Rome Letter:So, who's afraid of Sex Crimes and the Vatican, the BBC Panorama programme on clerical child abuse presented by One In Four director Colm O'Gorman and aired last October?
When the experienced, sometimes controversial, TV journalist Michele Santoro applied for the right to buy the programme (asking price €25,000) for last week's edition of his weekly current affairs programme Annozero on Italian state broadcaster RAI, he found himself at the centre of a major political row.
Mario Landolfi, head of parliament's oversight committee for RAI, called on RAI director-general Claudio Cappon to block the programme, calling it "a media execution squad, ready to open fire on the Vatican". Centrist politician Antonio Satta said the programme was "trash journalism", which "starts with a premise and does everything to prove it despite the way things really were".
When enterprising bloggers put the documentary on the web, L'Avvenire, the newspaper controlled by the Italian Bishops' Conference, accused them of spreading "wicked slander".
Not that such condemnation stopped the programme from becoming the most popular and most-clicked film on Google Video Italia (www.video.google.it).
When Sex Crimes and the Vatican came out last October, it was immediately condemned by senior figures in the Catholic Church in England, with Archbishop of Birmingham Dr Vincent Nichols suggesting that part of the programme dealing with Pope Benedict was false because "it misrepresents two Vatican documents and uses them quite misleadingly in order to connect the horrors of child abuse to the person of the Pope".
One very serious accusation made by the programme is that the Vatican's 1962 document, Crimen Sollicitationis offered a de facto blueprint for a cover-up.
In the 2005 Ferns Report into clerical sex abuse in the diocese of Ferns, mention is made of Crimen Sollicitationis, with the report commenting: "It [Crimen Sollicitationis] is of interest to the inquiry as it also specifically dealt with how the priests who abused children were to be handled and imposed a high degree of secrecy on all church officials involved in such cases.
"The penalty for breach of this secrecy was automatic excommunication. Even witnesses and complainants could be excommunicated if they broke the oath of secrecy."
In the programme, Colm O'Gorman points an accusatory finger at Pope Benedict, saying that "the man in charge of enforcing it [Crimen Sollicitationis] for 20 years was Cardinal Joseph Ratzinger, the man made Pope last year [April 2005]".

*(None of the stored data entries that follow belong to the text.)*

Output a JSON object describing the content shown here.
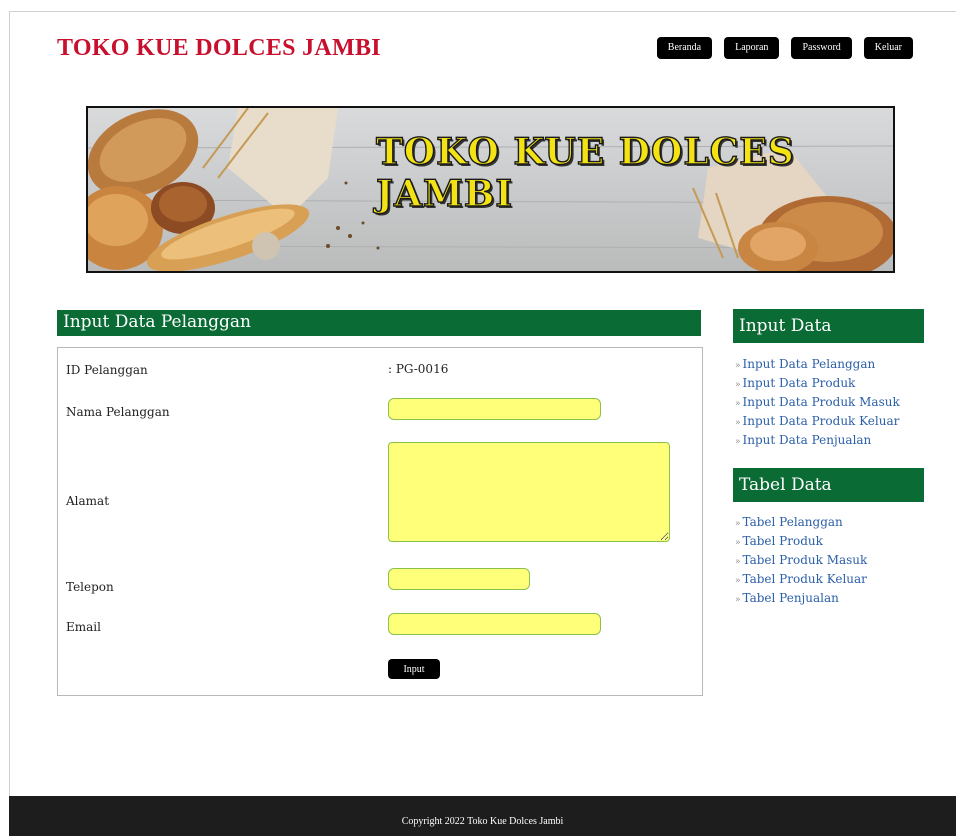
{
  "site": {
    "title": "TOKO KUE DOLCES JAMBI"
  },
  "nav": [
    {
      "label": "Beranda"
    },
    {
      "label": "Laporan"
    },
    {
      "label": "Password"
    },
    {
      "label": "Keluar"
    }
  ],
  "banner": {
    "title": "TOKO KUE DOLCES JAMBI"
  },
  "main": {
    "header": "Input Data Pelanggan",
    "form": {
      "id_label": "ID Pelanggan",
      "id_value": ": PG-0016",
      "nama_label": "Nama Pelanggan",
      "nama_value": "",
      "alamat_label": "Alamat",
      "alamat_value": "",
      "telepon_label": "Telepon",
      "telepon_value": "",
      "email_label": "Email",
      "email_value": "",
      "submit_label": "Input"
    }
  },
  "sidebar": {
    "input_header": "Input Data",
    "input_items": [
      "Input Data Pelanggan",
      "Input Data Produk",
      "Input Data Produk Masuk",
      "Input Data Produk Keluar",
      "Input Data Penjualan"
    ],
    "tabel_header": "Tabel Data",
    "tabel_items": [
      "Tabel Pelanggan",
      "Tabel Produk",
      "Tabel Produk Masuk",
      "Tabel Produk Keluar",
      "Tabel Penjualan"
    ],
    "bullet": "»"
  },
  "footer": {
    "text": "Copyright 2022 Toko Kue Dolces Jambi"
  },
  "colors": {
    "title_red": "#c8102e",
    "header_green": "#0a6b35",
    "field_yellow": "#ffff7a",
    "link_blue": "#2b5fa8",
    "footer_dark": "#1d1d1d"
  }
}
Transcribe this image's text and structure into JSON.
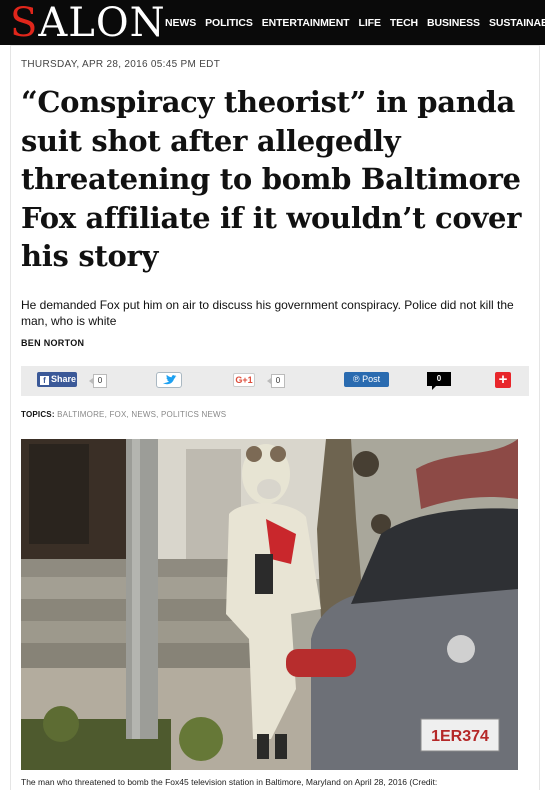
{
  "header": {
    "logo": "SALON",
    "nav": [
      "NEWS",
      "POLITICS",
      "ENTERTAINMENT",
      "LIFE",
      "TECH",
      "BUSINESS",
      "SUSTAINABILITY"
    ]
  },
  "article": {
    "dateline": "THURSDAY, APR 28, 2016 05:45 PM EDT",
    "headline": "“Conspiracy theorist” in panda suit shot after allegedly threatening to bomb Baltimore Fox affiliate if it wouldn’t cover his story",
    "dek": "He demanded Fox put him on air to discuss his government conspiracy. Police did not kill the man, who is white",
    "byline": "BEN NORTON",
    "caption": "The man who threatened to bomb the Fox45 television station in Baltimore, Maryland on April 28, 2016 (Credit:"
  },
  "share": {
    "facebook_label": "Share",
    "facebook_count": "0",
    "google_label": "G+1",
    "google_count": "0",
    "post_label": "Post",
    "comment_count": "0",
    "plus_label": "+"
  },
  "topics": {
    "label": "TOPICS:",
    "items": [
      "BALTIMORE",
      "FOX",
      "NEWS",
      "POLITICS NEWS"
    ]
  },
  "photo": {
    "plate_text": "1ER374"
  },
  "colors": {
    "topbar": "#0a0a0a",
    "logo_accent": "#e0261b",
    "facebook": "#3b5998",
    "twitter": "#1da1f2",
    "google": "#dd4b39",
    "post": "#2a6bb0",
    "plus": "#e8262b"
  },
  "icons": {
    "facebook": "facebook-icon",
    "twitter": "twitter-bird-icon",
    "google": "google-plus-icon",
    "post": "post-icon",
    "comment": "comment-bubble-icon",
    "plus": "plus-icon"
  }
}
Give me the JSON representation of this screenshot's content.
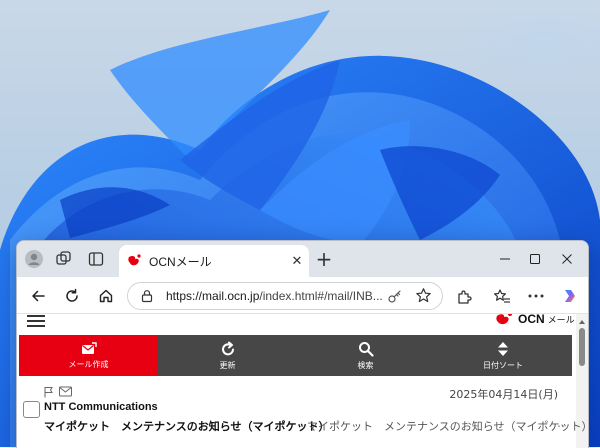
{
  "browser": {
    "tab_title": "OCNメール",
    "url_host": "https://mail.ocn.jp",
    "url_path": "/index.html#/mail/INB..."
  },
  "app": {
    "logo_text": "OCN",
    "logo_sub": "メール",
    "menu": {
      "compose": "メール作成",
      "refresh": "更新",
      "search": "検索",
      "sort_date": "日付ソート"
    }
  },
  "mail_list": [
    {
      "date": "2025年04月14日(月)",
      "sender": "NTT Communications",
      "subject": "マイポケット　メンテナンスのお知らせ（マイポケット）",
      "preview": "マイポケット　メンテナンスのお知らせ（マイポケット）",
      "more": "…"
    }
  ],
  "colors": {
    "accent_red": "#e60012",
    "menu_gray": "#474747"
  }
}
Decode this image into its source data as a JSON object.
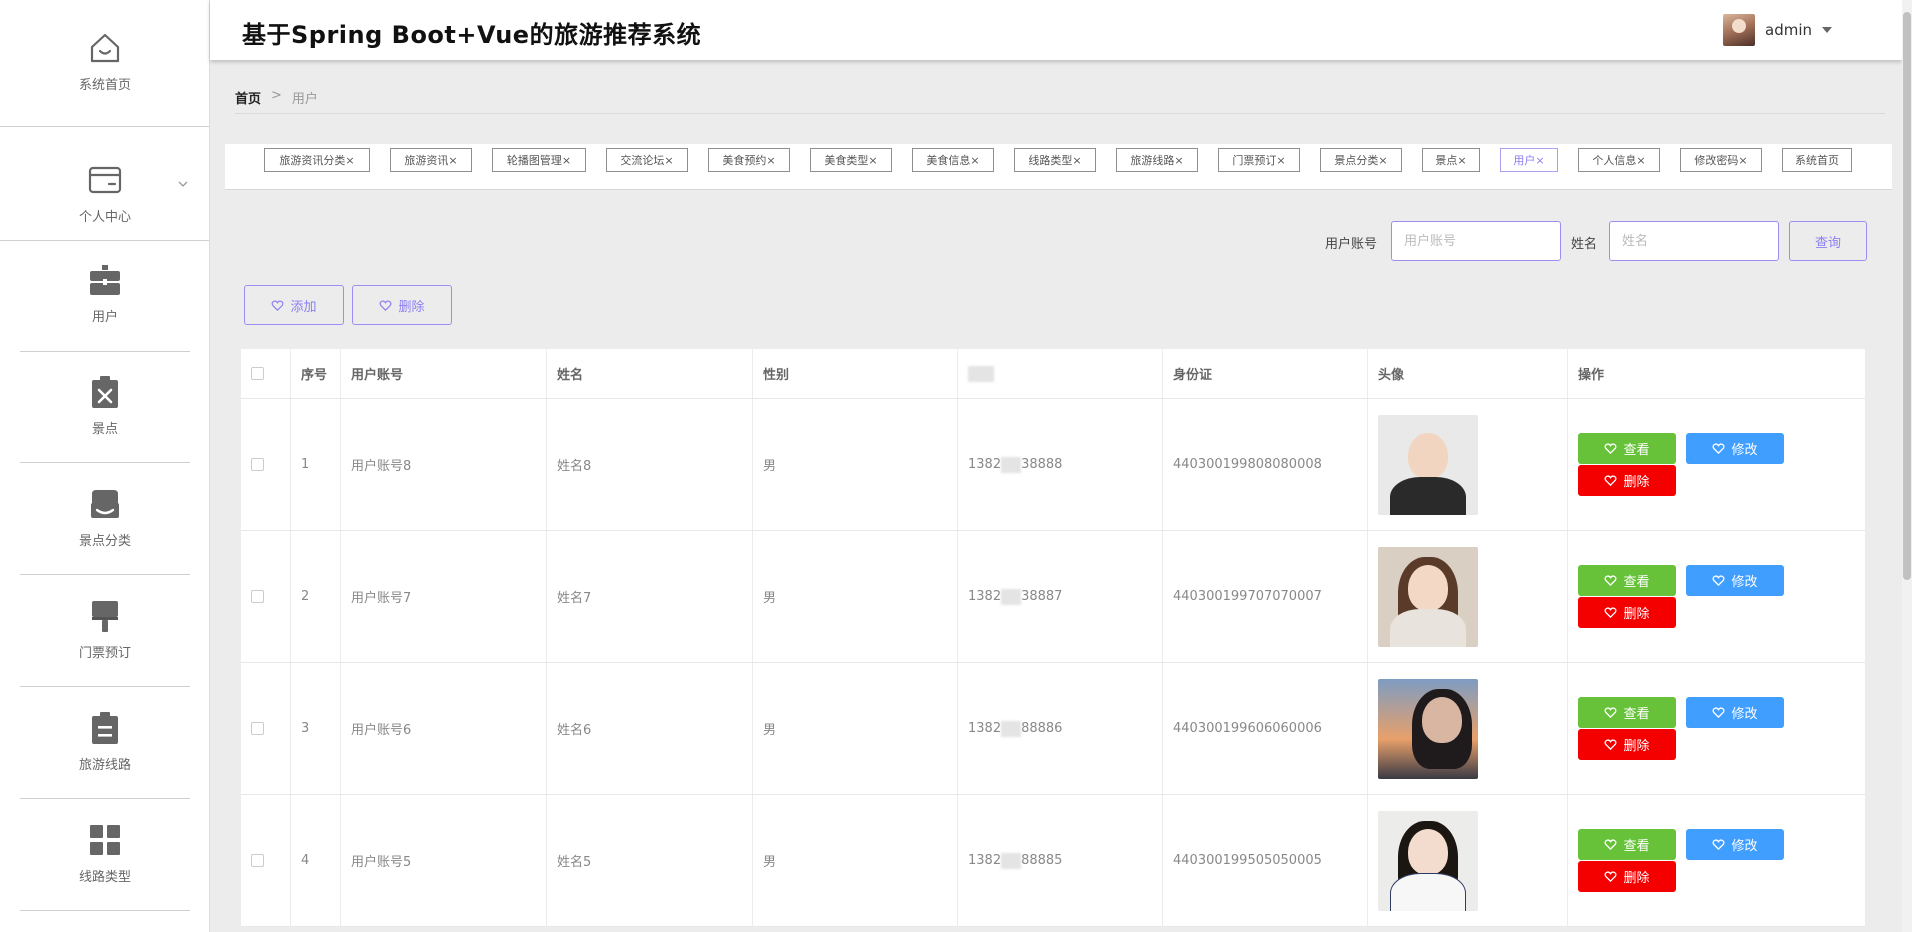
{
  "app": {
    "title": "基于Spring Boot+Vue的旅游推荐系统"
  },
  "user": {
    "name": "admin",
    "avatar_icon": "user-avatar"
  },
  "sidebar": {
    "items": [
      {
        "label": "系统首页",
        "icon": "home-icon"
      },
      {
        "label": "个人中心",
        "icon": "wallet-icon"
      },
      {
        "label": "用户",
        "icon": "briefcase-icon"
      },
      {
        "label": "景点",
        "icon": "clipboard-x-icon"
      },
      {
        "label": "景点分类",
        "icon": "store-icon"
      },
      {
        "label": "门票预订",
        "icon": "brush-icon"
      },
      {
        "label": "旅游线路",
        "icon": "clipboard-list-icon"
      },
      {
        "label": "线路类型",
        "icon": "grid-icon"
      }
    ]
  },
  "breadcrumb": {
    "home": "首页",
    "sep": ">",
    "current": "用户"
  },
  "tags": [
    "旅游资讯分类",
    "旅游资讯",
    "轮播图管理",
    "交流论坛",
    "美食预约",
    "美食类型",
    "美食信息",
    "线路类型",
    "旅游线路",
    "门票预订",
    "景点分类",
    "景点",
    "用户",
    "个人信息",
    "修改密码",
    "系统首页"
  ],
  "tag_close": "×",
  "active_tag": "用户",
  "search": {
    "account_label": "用户账号",
    "account_placeholder": "用户账号",
    "name_label": "姓名",
    "name_placeholder": "姓名",
    "query_label": "查询"
  },
  "actions": {
    "add_label": "添加",
    "delete_label": "删除"
  },
  "table": {
    "headers": {
      "index": "序号",
      "account": "用户账号",
      "name": "姓名",
      "gender": "性别",
      "phone": "",
      "idcard": "身份证",
      "avatar": "头像",
      "ops": "操作"
    },
    "rows": [
      {
        "index": "1",
        "account": "用户账号8",
        "name": "姓名8",
        "gender": "男",
        "phone_a": "1382",
        "phone_b": "38888",
        "idcard": "440300199808080008"
      },
      {
        "index": "2",
        "account": "用户账号7",
        "name": "姓名7",
        "gender": "男",
        "phone_a": "1382",
        "phone_b": "38887",
        "idcard": "440300199707070007"
      },
      {
        "index": "3",
        "account": "用户账号6",
        "name": "姓名6",
        "gender": "男",
        "phone_a": "1382",
        "phone_b": "88886",
        "idcard": "440300199606060006"
      },
      {
        "index": "4",
        "account": "用户账号5",
        "name": "姓名5",
        "gender": "男",
        "phone_a": "1382",
        "phone_b": "88885",
        "idcard": "440300199505050005"
      }
    ],
    "btn_view": "查看",
    "btn_edit": "修改",
    "btn_delete": "删除"
  },
  "colors": {
    "accent": "#8c7ff0",
    "view": "#67c23a",
    "edit": "#409eff",
    "delete": "#f50000"
  }
}
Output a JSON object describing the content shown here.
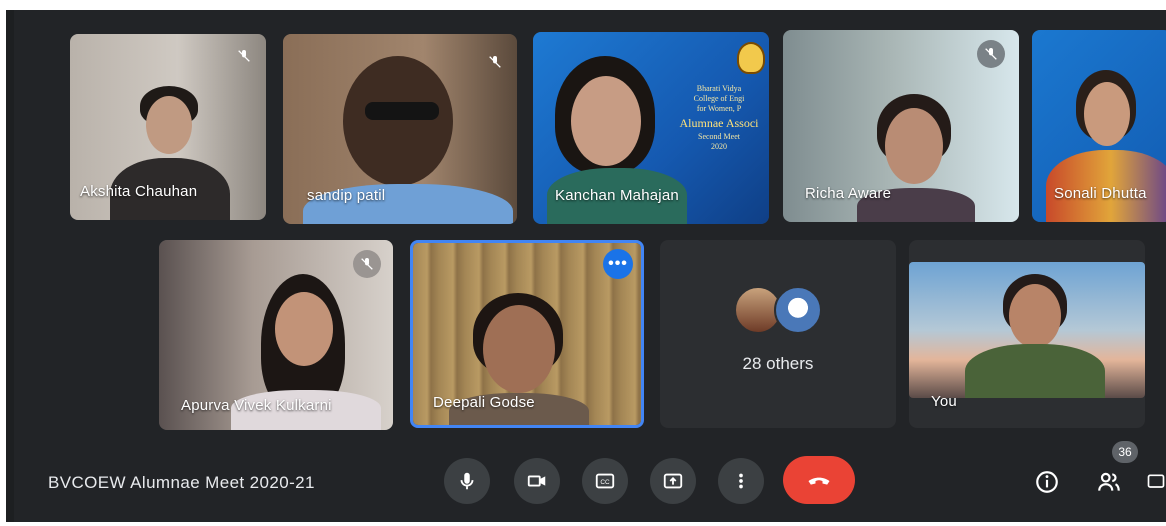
{
  "meeting": {
    "title": "BVCOEW Alumnae Meet 2020-21"
  },
  "participants": [
    {
      "name": "Akshita Chauhan",
      "muted": true
    },
    {
      "name": "sandip patil",
      "muted": true
    },
    {
      "name": "Kanchan Mahajan",
      "muted": false
    },
    {
      "name": "Richa Aware",
      "muted": true
    },
    {
      "name": "Sonali Dhutta",
      "muted": false
    },
    {
      "name": "Apurva Vivek Kulkarni",
      "muted": true
    },
    {
      "name": "Deepali Godse",
      "muted": false,
      "active_speaker": true
    },
    {
      "name": "You",
      "muted": false
    }
  ],
  "others_tile": {
    "label": "28 others"
  },
  "slide_background": {
    "lines": [
      "Bharati Vidya",
      "College of Engi",
      "for Women, P",
      "Alumnae Associ",
      "Second Meet",
      "2020"
    ]
  },
  "controls": {
    "icons": [
      "microphone-icon",
      "camera-icon",
      "captions-icon",
      "present-screen-icon",
      "more-options-icon",
      "end-call-icon"
    ]
  },
  "right_panel": {
    "participant_count": "36",
    "icons": [
      "info-icon",
      "people-icon",
      "chat-icon"
    ]
  },
  "colors": {
    "background": "#222427",
    "control_bg": "#3c4043",
    "end_call": "#ea4335",
    "active_border": "#4285f4",
    "slide_blue": "#1565c0"
  }
}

At another moment in Italian political life, perhaps this programme would have provoked less fuss.
At another time, perhaps those willing to criticise it (without first having seen it?) would acknowledge that a programme assessing the pain and sorrow of child sex abuse (clerical or otherwise) had every good reason to be aired.
Yet the fact is that the row about Sex Crimes and the Vatican comes right in the middle of a heated debate about just how much political influence is wielded by the Italian Catholic Church. That row relates to the current plans of the centre-left government led by Romano Prodi to introduce legislation that would grant greater legal rights to unmarried couples, including gay couples.
More than one million people protested in Rome against this proposed legislation, prompting some commentators to suggest that the government is out of touch with the views and feelings of the majority of Italian citizens.
In such a context, some senior Vatican figures see the Sex Crimes and the Vatican programme as part of an anti-Church conspiracy: "People just want to sully the face of the Church and throw mud at the Catholic priesthood.
"This is all old stuff, there's somebody who just wants to stir up a scandal," Spanish cardinal Julian Herranz, president of the Council for Legislative Texts (a Holy See constitutional body), said this week.
In an interview with Rome daily La Repubblica, Cardinal Herranz staunchly defends the Catholic Church's handing of clerical sex abuse cases, denying that the basic policy was merely to move the offending priest to another post: "You have to take it case by case. There has been such a huge media fuss about the whole business. I repeat - you can suspend a suspected priest and move him on. Sometimes moving him on guarantees the freedom of witnesses, sometimes it guarantees the priest himself, making the whole process easier at every level.
"I don't believe that there was less sensitivity to this problem in the past. The fuss that there was in the USA is not linked to precise facts but reflects the scandalistic interests of certain sectors [of society]," said Cardinal Herranz.
"The growth of the Catholic Church in the USA did not please everybody and some people wanted to humiliate the Church in the eyes of public opinion. And that is not to talk of the huge interests shown in the cases by lawyers, just like those involved in car crashes."
Perhaps, even now, not everyone in the Vatican has quite understood the dimensions of the clerical sex abuse phenomenon.